Inside the Schools: Huron Mock Trial Club gets a positive verdict


Maybe the cross-examinations are hypothetical and no one is going to jail. But that doesn’t mean the Huron Mock Trial Club doesn’t mean business when it competes each year in March.

Club members wouldn’t practice three days a week for up to three hours a day after school preparing for the annual competition if they didn’t think it was serious stuff.

“I’ve been in the Debate Club, the Student Government Club, the Ethics Bowl Club and I liked all of them, but I didn’t like any of them as much as Mock Trial,” said Abdul Kizito, a 16-year-old junior and co-captain of the Mock Trial Club who has been a member since his freshman year. “It’s the competition that does it for me. I really like it. I’m in Rising Scholars, National Honors Society, Interact and Model United Nations, so I do a lot of things.

Abdul Kizito

“Mock Trial takes a lot of time, but it’s such a good time, and I get so much out of it.”

Kizito is the only member of the club that is still around from the group that started up again three years ago under sponsor Andrew Face after lying dormant for several years. That year, in 2016, Huron’s Mock Trial Club won the Washtenaw County Regionals and qualified for the State competition. The following year, Huron won Regionals then took fourth in the state. This past March, Huron didn’t advance past Regionals.

“We lost a lot of club founders, our original members, and we have just one senior on the team,” said Face, who teaches AP Government and Global Politics. “We’ve got a lot of underclassmen, which only means we’ve got a bright future ahead of us.”

Mock Trial is made up of 10-person teams that reenact the same type of activities that might take place in a civil or criminal trial. Students act as witnesses or attorneys and compete against each other in front of real judges and attorneys who volunteer their time in real courtrooms.

The students simulate a trial in real time, interpreting witness statements and legal documents. They draw on historical events, other trials and current issues. Regionals are held annually at the Washtenaw County Courthouse and the State competition takes place in Veterans Memorial Courthouse in East Lansing.

“They learn rules of hearsay, relevance, and other rules that govern courts,” Face said. “It forces kids to analyze and think critically. They have to adjust react and use some high-order thinking.

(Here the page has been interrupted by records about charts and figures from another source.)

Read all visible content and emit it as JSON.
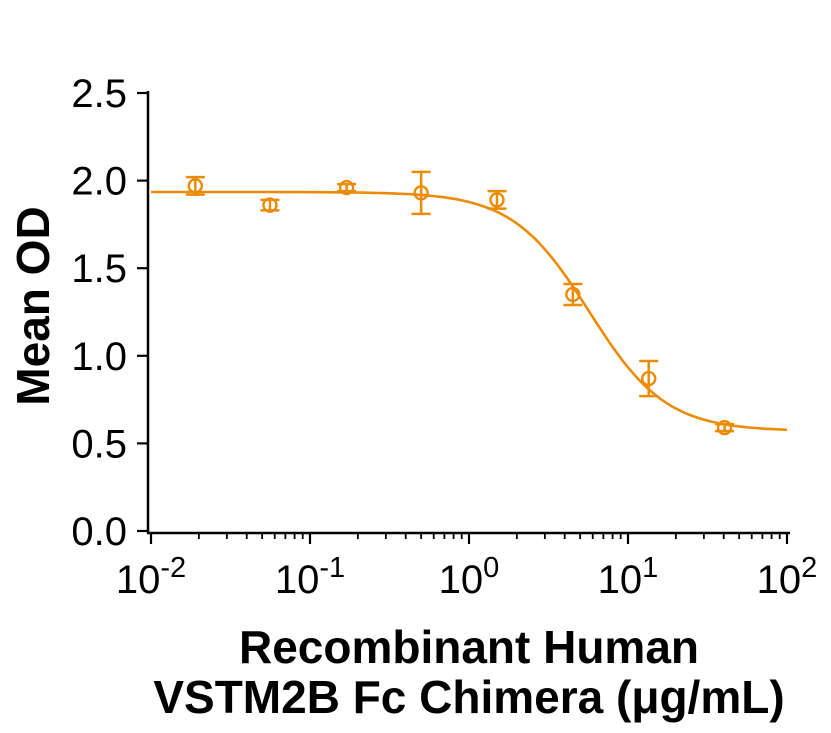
{
  "chart_data": {
    "type": "scatter",
    "title": "",
    "ylabel": "Mean OD",
    "xlabel_line1": "Recombinant Human",
    "xlabel_line2": "VSTM2B Fc Chimera (μg/mL)",
    "x_scale": "log10",
    "xlim": [
      0.01,
      100
    ],
    "ylim": [
      0.0,
      2.5
    ],
    "grid": false,
    "y_ticks": [
      "0.0",
      "0.5",
      "1.0",
      "1.5",
      "2.0",
      "2.5"
    ],
    "x_tick_base": "10",
    "x_tick_exponents": [
      -2,
      -1,
      0,
      1,
      2
    ],
    "axis_color": "#000000",
    "series": [
      {
        "name": "Mean OD",
        "color": "#EC8B05",
        "marker": "open-circle",
        "points": [
          {
            "x": 0.019,
            "y": 1.97,
            "err": 0.05
          },
          {
            "x": 0.056,
            "y": 1.86,
            "err": 0.03
          },
          {
            "x": 0.17,
            "y": 1.96,
            "err": 0.02
          },
          {
            "x": 0.5,
            "y": 1.93,
            "err": 0.12
          },
          {
            "x": 1.5,
            "y": 1.89,
            "err": 0.05
          },
          {
            "x": 4.5,
            "y": 1.35,
            "err": 0.06
          },
          {
            "x": 13.5,
            "y": 0.87,
            "err": 0.1
          },
          {
            "x": 40.5,
            "y": 0.59,
            "err": 0.02
          }
        ]
      }
    ],
    "fit": {
      "type": "4PL",
      "top": 1.935,
      "bottom": 0.57,
      "ic50": 5.7,
      "hill": 1.8,
      "color": "#EC8B05"
    }
  }
}
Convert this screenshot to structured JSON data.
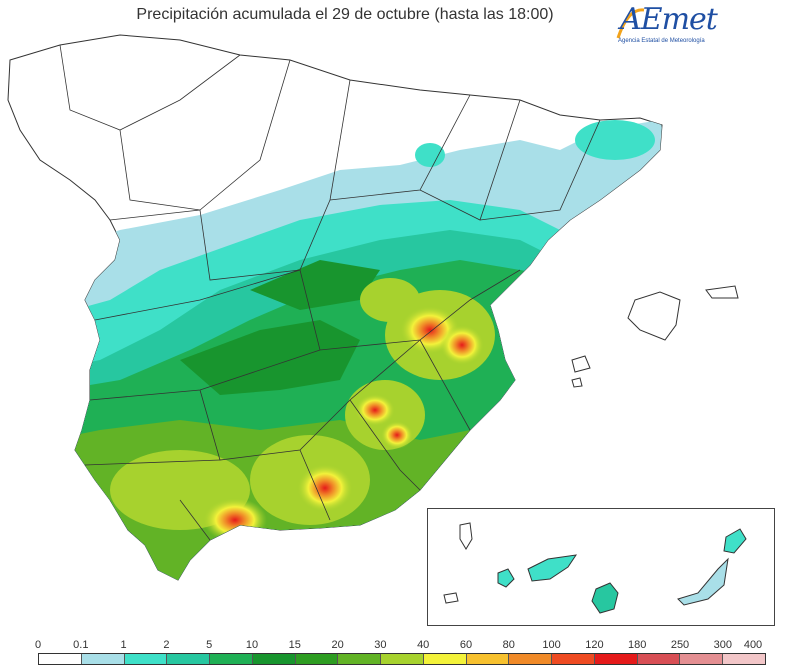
{
  "header": {
    "title": "Precipitación acumulada el 29 de octubre (hasta las 18:00)"
  },
  "logo": {
    "wordmark": "AEmet",
    "subtitle": "Agencia Estatal de Meteorología"
  },
  "map": {
    "region": "Península Ibérica, Baleares y Canarias",
    "legend": {
      "thresholds": [
        "0",
        "0.1",
        "1",
        "2",
        "5",
        "10",
        "15",
        "20",
        "30",
        "40",
        "60",
        "80",
        "100",
        "120",
        "180",
        "250",
        "300",
        "400"
      ],
      "colors": [
        "#ffffff",
        "#a9dfe8",
        "#3fe0c8",
        "#27c7a0",
        "#1fb055",
        "#18952e",
        "#2e9d22",
        "#62b326",
        "#a7d22e",
        "#f3f23a",
        "#f7c12f",
        "#f08a28",
        "#ee4b22",
        "#e51a1a",
        "#d84f55",
        "#e48f92",
        "#f2c6c8"
      ]
    }
  }
}
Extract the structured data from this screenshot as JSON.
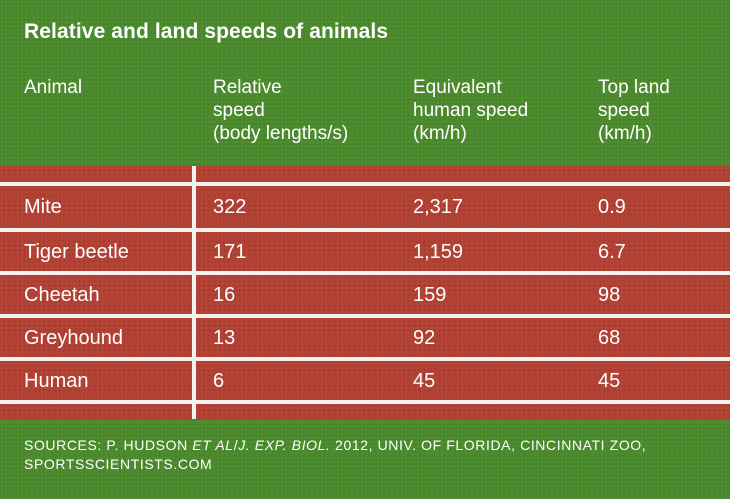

“These are skills that they can definitely use later in life.”

Ryan Gudal, a 17-year-old junior co-captain of the Mock Trial Club, played a defense attorney in his first year in 2016 and again this year.

“Last year, I made the opening speech, and this year I made the closing speech,” he said. “They put a 5-minute cap on the speeches, and I ran over this year. They had to cut me off.”

Sounds like Gudal is a born public speaker, right? Couldn’t be further from the truth.

“I’m really not comfortable speaking in public, to be honest, but Mock Trial has helped me with that,” he said. “I’m a competitive chess player, that’s my game, so strategy is my favorite part of Mock Trial. I enjoy debating with friends and family on a small scale, but I never thought I’d be doing it in a real courtroom in front of a real judge.”

Gudal, who also participates in Chess Club, Computer Science Club, National Honor Society and coaches the Academic Games Program at Thurston Elementary School, says he’s passionate about Mock Trial. But he doesn’t plan to pursue law after high school.

Ryan Gudal

“I’m leaning more toward engineering, tentatively,” he said. “But Mock Trial teaches things that are useful no matter what you want to do. Working with a team, critical analysis, you name it. It’s been a great experience.”

Unlike his classmate, Kizito does intend to go into law after high school. He says he had his mind made up about that before he joined Mock Trial three years ago, but that his participation in the group only solidified his plans.

Kizito, a native of Uganda, has used Mock Trial to simulate courtroom drama and it also became one his main social activities.

“I came to this country two weeks before my freshman year and I was looking for a way to make friends,” said Kizito. “At first, I didn’t like the time commitment of Mock Trial, but the kids were so fun. I made friends so quickly and they helped me understand American society. I loved it immediately.”

Both Kizito and Gudal say their experience in Mock Trial has been exciting, and both are looking forward to next year.

“I would tell anyone thinking about it that they should give it a try,” Gudal said. “Yes, it’s competitive, but it’s also a great learning experience and it’s really a lot of fun.”